Fanny contemplated the scene impassively, radiating satisfaction at having found me and not in the least discerning the possible consequences of what she had unleashed.
Luis continued to address me: “From what I see, it hasn’t exactly been a few days of holidays that you’ve taken, right, Blanca? Evidently you’ve been working hard and, moreover, without wavering from your commitment.”
“That’s right,” I said. “And Professor Carter is helping me.”
“On the other hand, that doesn’t seem quite right, given the fact that he’s no longer connected to this university. Nor do I understand what all these documents belonging to the university are doing in his place. In case you don’t recall, these papers are restricted and should not be been taken out of the university without authorization.”
Where was the Luis Zarate who had prepared cocktails at my party, who had flirted with me unabashedly at Los Olivos, who had tried to kiss me and offered me what seemed like sincere affection?
“This material does not belong to the university: it’s mine,” Daniel corrected him before I could say anything. His tone was bitter and force
ful, so that there could be no doubt about his opinion of the department chair.
Taking a few bills out of his pocket, Luis changed his tone as he said, “Fanny, darling, would you mind going for some pizzas? Whichever ones you want, whichever you like best. Thanks, dear. And take your time, there’s no rush.”
When Fanny had left, we explained how those documents had come into our hands. We told Luis only about seventy percent of the truth. We mentioned Darla Stern’s garage, but not the checks that were paid; we spoke to him about the distant relationship between Fontana and Daniel, but not of the thirty years that the former pupil had decided to cast his mentor into oblivion. In any case, and in spite of our effort to come across as credible, Luis had difficulty accepting our version of the facts.

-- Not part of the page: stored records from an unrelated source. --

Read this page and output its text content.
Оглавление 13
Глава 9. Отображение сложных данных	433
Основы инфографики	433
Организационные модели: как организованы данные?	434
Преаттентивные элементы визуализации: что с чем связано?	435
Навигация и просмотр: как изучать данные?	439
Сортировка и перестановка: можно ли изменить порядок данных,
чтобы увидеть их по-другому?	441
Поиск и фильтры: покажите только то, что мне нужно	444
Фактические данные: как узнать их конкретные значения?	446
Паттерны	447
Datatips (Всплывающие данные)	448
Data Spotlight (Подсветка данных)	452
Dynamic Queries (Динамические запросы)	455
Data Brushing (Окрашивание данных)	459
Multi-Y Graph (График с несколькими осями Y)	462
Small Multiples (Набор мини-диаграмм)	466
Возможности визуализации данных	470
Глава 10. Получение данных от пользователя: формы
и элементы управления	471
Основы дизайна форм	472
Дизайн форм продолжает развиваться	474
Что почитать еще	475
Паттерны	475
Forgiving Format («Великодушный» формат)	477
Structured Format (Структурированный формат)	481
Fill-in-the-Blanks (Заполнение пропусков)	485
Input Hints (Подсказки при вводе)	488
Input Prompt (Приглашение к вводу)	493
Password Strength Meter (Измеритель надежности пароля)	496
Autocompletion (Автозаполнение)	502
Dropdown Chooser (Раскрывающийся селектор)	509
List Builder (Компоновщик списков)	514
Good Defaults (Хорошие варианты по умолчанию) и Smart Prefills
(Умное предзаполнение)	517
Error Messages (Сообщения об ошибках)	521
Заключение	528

“All very laudable, no doubt about it. But from the evidence I gather the following,” he said, extending both hands over our cluttered table. “That all this material is part of what Professor Andres Fontana left behind in the department at the time of his death—a department that I now run—and that right now it is in the private home of an individual unaffiliated with the university and who was clearly facilitated illicitly by the researcher assigned to process it.”
“Luis, please . . .” I pleaded.
“So, much to my chagrin, I believe that my official duty is to demand that all this be taken out of here immediately and, afterwards, that you draw up a report explaining this series of irregularities. A report that I’ll have to send to the dean, of course.”
Daniel and I exchanged another quick glance, but neither of us said a word.
“And most likely,” he went on, in a tone of superiority that he’d never used in my presence before, “my duty will also entail sending the aforesaid report to your university, Blanca.”
“I don’t think they’ll be too interested,” I said with a touch of insolence.
He ignored my comment.
“And as far as you’re concerned, Carter, rest assured that I’ll also find a way for my report to reach Santa Barbara.”